Bunia : Le cri du cardinal Ambongo à Kigonze, quand l’humanitaire devient acte d’accusation contre l’État absent

Kigonze, plaie ouverte de l’Est congolais

À Bunia, dans la province de l’Ituri, ce mardi 28 avril 2026, le site de déplacés de Kigonze a servi de miroir brutal à une crise devenue chronique. Des milliers de familles y survivent dans une précarité prolongée, entre abris de fortune et horizons bouchés, fuyant les violences armées récurrentes. En visite pastorale, le cardinal Fridolin Ambongo a dénoncé une situation qu’il qualifie de « déshumanisante », appelant à une responsabilité partagée des acteurs internes et internationaux, ainsi qu’à un retour urgent des populations dans leurs villages d’origine. La scène est connue, mais elle s’enracine. Elle s’étire. Elle s’use. Et elle accuse.

« Il est difficile de comprendre et d’accepter que des hommes, des femmes et des enfants, dans leur propre pays, se retrouvent dans une situation déshumanisante qui dure depuis longtemps », a déclaré le prélat, dans une formule qui sonne moins comme une plainte que comme un réquisitoire.

Le magistère moral face au silence politique

Dans le théâtre fragmenté de l’Est congolais, l’Église catholique occupe un espace singulier : celui d’un contre-pouvoir moral qui parle là où l’État semble parfois vaciller dans ses marges. Le cardinal Ambongo ne se contente pas d’observer ; il nomme, il expose, il interpelle.

Max Weber rappelait que « la politique consiste à percer des planches dures avec passion et mesure ». Or, à Kigonze, la planche semble devenue mur. Infranchissable. Et l’Église, malgré elle, devient la voix qui frappe ce mur pour rappeler qu’il existe des vies derrière le silence institutionnel.

Dans cette configuration, la parole religieuse dépasse le registre spirituel. Elle s’inscrit dans une grammaire politique implicite, où la compassion devient dénonciation et où la charité flirte avec la critique de gouvernance.

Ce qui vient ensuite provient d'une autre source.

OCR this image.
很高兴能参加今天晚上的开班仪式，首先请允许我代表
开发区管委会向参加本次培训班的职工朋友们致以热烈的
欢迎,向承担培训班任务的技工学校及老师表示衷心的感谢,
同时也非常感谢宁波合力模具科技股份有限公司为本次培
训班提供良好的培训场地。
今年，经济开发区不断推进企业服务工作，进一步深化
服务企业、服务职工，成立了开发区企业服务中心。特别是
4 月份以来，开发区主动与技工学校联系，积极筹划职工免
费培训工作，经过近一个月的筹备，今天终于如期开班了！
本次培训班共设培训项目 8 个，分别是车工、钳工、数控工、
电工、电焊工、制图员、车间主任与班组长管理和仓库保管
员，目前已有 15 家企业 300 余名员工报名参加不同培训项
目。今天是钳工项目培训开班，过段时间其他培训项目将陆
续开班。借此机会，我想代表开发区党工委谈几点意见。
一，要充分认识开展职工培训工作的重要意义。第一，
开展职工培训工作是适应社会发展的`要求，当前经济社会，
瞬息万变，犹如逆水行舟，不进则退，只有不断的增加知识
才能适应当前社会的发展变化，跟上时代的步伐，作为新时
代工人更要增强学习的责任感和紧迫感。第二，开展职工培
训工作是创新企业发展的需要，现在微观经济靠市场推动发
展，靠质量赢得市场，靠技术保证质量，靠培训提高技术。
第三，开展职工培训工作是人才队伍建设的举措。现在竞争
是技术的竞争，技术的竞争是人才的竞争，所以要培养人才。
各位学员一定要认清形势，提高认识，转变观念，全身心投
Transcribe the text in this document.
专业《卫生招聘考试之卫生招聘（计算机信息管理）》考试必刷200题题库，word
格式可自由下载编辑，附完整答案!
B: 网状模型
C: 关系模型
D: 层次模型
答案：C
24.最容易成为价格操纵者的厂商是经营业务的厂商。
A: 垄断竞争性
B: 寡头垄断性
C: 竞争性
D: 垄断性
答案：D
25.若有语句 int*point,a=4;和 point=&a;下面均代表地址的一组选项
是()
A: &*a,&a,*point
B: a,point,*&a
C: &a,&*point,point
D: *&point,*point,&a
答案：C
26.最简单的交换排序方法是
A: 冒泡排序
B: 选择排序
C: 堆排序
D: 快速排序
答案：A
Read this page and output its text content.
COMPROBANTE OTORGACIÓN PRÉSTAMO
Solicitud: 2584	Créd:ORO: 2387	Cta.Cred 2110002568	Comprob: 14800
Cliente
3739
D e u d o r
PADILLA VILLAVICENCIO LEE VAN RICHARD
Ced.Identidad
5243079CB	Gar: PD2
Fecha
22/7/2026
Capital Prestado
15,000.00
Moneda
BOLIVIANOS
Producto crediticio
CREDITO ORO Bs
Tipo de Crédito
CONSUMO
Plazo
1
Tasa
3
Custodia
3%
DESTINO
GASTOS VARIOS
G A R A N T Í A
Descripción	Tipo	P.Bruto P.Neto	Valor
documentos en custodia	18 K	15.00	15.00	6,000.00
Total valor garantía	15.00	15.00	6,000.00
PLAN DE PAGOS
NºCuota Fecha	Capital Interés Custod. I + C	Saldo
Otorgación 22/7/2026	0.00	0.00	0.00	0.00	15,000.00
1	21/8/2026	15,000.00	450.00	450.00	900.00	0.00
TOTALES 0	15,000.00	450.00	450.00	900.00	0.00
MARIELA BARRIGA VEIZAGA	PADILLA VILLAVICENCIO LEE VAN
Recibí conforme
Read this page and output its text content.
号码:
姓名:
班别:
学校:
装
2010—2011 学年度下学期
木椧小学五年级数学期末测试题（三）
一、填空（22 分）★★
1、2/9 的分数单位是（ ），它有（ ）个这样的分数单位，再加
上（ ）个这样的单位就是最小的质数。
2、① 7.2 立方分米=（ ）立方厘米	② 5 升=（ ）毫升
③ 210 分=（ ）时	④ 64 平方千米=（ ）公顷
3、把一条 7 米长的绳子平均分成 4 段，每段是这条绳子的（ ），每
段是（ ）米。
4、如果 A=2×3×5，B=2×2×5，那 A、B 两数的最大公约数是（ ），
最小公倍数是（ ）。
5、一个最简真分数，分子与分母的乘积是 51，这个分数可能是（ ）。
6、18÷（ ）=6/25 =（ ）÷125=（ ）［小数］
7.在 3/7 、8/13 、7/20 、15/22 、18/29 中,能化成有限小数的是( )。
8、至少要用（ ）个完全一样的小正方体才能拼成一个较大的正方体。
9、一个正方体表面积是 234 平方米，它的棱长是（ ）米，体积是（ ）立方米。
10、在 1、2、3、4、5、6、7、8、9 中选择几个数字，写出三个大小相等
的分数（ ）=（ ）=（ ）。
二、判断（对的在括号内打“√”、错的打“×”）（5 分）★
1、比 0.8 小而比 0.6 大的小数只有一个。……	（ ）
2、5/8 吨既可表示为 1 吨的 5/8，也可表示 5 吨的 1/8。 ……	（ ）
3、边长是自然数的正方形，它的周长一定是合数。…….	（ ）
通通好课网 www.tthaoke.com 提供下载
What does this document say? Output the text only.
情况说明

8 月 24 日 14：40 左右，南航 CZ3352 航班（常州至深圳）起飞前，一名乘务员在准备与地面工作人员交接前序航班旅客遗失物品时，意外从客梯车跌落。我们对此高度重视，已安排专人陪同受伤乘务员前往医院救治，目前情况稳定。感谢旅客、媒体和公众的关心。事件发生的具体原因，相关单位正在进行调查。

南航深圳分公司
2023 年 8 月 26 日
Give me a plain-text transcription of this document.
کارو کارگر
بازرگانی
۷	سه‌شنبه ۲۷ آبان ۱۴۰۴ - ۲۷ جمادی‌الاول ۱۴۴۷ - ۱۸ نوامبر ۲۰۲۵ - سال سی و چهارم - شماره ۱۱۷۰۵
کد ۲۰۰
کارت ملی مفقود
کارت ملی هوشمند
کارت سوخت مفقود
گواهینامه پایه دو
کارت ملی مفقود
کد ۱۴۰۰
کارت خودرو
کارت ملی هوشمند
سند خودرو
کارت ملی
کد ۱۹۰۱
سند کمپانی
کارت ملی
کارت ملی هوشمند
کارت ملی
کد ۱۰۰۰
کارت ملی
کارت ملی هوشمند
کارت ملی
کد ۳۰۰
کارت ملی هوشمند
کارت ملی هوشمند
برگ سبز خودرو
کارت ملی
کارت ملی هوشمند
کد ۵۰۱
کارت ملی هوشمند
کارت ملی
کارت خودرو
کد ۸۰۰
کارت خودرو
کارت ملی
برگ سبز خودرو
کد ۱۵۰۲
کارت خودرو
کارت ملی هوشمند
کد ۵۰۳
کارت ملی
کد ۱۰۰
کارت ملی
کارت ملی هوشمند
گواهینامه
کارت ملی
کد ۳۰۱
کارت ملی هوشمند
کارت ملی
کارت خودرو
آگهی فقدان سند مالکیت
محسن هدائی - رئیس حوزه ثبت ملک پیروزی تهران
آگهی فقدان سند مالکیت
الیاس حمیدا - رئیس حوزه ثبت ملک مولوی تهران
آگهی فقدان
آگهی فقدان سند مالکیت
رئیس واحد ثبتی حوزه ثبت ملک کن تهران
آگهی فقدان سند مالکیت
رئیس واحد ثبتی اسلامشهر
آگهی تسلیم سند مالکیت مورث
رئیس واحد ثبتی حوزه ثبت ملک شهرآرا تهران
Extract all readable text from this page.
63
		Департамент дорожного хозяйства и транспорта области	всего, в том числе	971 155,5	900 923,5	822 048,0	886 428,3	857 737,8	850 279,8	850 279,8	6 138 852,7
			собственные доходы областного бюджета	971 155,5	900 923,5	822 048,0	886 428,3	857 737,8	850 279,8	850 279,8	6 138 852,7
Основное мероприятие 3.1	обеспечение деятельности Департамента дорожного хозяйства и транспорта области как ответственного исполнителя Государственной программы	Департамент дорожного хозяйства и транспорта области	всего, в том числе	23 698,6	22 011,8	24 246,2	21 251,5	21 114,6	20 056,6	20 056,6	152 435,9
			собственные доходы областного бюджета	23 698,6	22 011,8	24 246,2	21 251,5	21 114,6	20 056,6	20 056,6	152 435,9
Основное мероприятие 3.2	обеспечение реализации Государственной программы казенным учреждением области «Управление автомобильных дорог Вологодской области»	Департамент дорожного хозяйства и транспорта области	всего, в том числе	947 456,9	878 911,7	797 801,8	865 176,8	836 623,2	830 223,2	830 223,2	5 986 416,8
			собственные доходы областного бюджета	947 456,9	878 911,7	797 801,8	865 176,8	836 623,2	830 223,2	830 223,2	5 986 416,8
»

Une souveraineté fissurée, des vies suspendues

Au cœur de l’Ituri, la crise ne se limite plus à l’urgence humanitaire : elle se structure comme une forme d’ordre durable de l’instabilité. Les camps de déplacés deviennent des espaces de vie prolongée, presque normalisée, où l’exception devient routine.

Achille Mbembe, dans sa réflexion sur la nécropolitique, décrit ces zones où « la souveraineté s’exerce à travers la capacité de dicter qui peut vivre et qui doit mourir ». Sans citation figée, mais dans son esprit, Kigonze apparaît comme une périphérie où la vie est maintenue à seuil minimal, suspendue entre assistance et abandon.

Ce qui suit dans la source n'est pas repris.